In a major boost to Narendra Modi-led government, the Asian Development Bank has estimated that India’s economic growth will rebound to 7.3% in the current fiscal year and grow at 7.6% further in FY20 on the back of structural reforms such as GST and clean banking. In its Asian Development Outlook 2018, the Manila headquartered bank has credited the Modi-government’s GST saying that growth will pick up as the new tax regime improves productivity. Interestingly, in their India notes, global rating firms Moody’s, S&P and Fitch had also pointed out a common observation in reference to GST– that the increase in revenues from tax collections will spur growth in the country, having a positive impact on GDP growth.
Giving its observation on the new indirect tax regime, ADB said, “Also set to catalyse growth are benefits from the GST as it mitigates geographic fragmentation and adds revenue to the exchequer, as well as further progress on fiscal consolidation and reform to promote FDI.” Apart from the effects of GST, Asia Development Bank also sees a lot of benefit flowing to the economy on the back of the ongoing banking reform.
According to Asian Development Bank’s note, the government’s efforts to strengthen the banking system and continued corporate deleveraging are likely to bolster private investment. Growth is forecast to pick up to 7.3 per cent in FY2018 on improved rural consumption, a modest uptick in private investment, and less drag from net exports, ADB said. Further, the bank expects that urban consumption growth will remain ‘stable’, and impetus from public investment ‘modest.’

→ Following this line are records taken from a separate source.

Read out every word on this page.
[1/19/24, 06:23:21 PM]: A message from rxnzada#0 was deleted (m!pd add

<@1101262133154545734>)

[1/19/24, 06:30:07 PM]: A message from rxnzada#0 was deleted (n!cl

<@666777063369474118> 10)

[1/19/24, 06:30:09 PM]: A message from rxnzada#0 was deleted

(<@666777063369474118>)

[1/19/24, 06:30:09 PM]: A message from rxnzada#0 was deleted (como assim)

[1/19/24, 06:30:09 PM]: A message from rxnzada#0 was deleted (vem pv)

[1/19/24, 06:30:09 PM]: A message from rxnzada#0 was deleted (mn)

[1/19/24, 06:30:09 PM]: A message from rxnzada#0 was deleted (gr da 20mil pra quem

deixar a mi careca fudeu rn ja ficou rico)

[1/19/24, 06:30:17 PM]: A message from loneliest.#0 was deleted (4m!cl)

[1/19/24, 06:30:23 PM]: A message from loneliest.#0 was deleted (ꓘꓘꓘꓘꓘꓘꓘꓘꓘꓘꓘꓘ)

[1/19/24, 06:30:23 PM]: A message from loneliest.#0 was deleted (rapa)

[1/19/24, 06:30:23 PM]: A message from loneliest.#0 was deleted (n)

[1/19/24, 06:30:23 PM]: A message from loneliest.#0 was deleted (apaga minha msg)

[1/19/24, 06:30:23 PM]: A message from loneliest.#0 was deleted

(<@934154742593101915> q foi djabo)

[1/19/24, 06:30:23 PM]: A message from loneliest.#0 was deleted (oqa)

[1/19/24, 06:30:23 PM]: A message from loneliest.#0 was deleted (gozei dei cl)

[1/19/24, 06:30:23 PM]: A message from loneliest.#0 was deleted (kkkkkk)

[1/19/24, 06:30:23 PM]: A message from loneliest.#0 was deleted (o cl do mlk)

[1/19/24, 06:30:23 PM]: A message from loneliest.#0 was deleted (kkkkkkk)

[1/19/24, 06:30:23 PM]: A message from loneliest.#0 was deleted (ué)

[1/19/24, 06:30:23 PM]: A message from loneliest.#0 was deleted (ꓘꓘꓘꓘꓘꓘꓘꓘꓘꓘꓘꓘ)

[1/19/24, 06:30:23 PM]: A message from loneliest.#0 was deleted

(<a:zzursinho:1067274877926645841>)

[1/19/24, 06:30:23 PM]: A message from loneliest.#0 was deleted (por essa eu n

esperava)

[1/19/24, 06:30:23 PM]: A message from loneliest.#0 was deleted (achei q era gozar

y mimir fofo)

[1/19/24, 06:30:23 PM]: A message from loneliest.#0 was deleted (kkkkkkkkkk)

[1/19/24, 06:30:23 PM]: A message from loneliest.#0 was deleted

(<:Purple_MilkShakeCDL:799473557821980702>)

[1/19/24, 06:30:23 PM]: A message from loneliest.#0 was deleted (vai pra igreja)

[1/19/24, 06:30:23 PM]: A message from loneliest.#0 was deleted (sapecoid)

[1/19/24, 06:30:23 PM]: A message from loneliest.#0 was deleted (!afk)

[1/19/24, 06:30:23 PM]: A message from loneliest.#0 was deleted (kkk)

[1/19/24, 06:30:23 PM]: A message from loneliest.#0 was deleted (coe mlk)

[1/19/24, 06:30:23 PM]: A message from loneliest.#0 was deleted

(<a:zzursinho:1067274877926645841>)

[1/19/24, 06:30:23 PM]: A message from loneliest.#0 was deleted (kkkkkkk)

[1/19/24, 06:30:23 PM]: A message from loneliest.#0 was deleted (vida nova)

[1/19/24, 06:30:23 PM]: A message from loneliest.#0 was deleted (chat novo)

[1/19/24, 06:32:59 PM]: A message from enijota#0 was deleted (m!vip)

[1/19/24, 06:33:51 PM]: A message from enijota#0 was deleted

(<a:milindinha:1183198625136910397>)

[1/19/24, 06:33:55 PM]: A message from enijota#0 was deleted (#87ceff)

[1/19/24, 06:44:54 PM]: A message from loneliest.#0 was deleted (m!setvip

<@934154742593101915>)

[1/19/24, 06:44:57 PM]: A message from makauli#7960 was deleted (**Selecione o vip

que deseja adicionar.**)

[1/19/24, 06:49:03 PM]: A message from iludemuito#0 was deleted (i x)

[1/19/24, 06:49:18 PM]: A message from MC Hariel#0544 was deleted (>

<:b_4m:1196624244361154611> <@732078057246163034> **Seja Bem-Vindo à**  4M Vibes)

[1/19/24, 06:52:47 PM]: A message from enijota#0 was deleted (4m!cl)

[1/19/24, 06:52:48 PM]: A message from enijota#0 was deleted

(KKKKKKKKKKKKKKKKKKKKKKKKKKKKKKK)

Taking stock of RBI’s monetary policy stance, ADB notes that the deferment of fiscal consolidation, inflation risks, and expected hikes in US interest rates in 2018 squeeze maneuvering room for policy rate cuts to ‘stimulate growth’. However, the bank also noted that as the central bank RBI has shown tolerance to rising inflation, there are lower chances of a rate hike, as a cognizant RBI looks to nurture growth. In its latest Monetary Policy review, the central bank has kept the key policy rates unchanged for the fourth consecutive-time.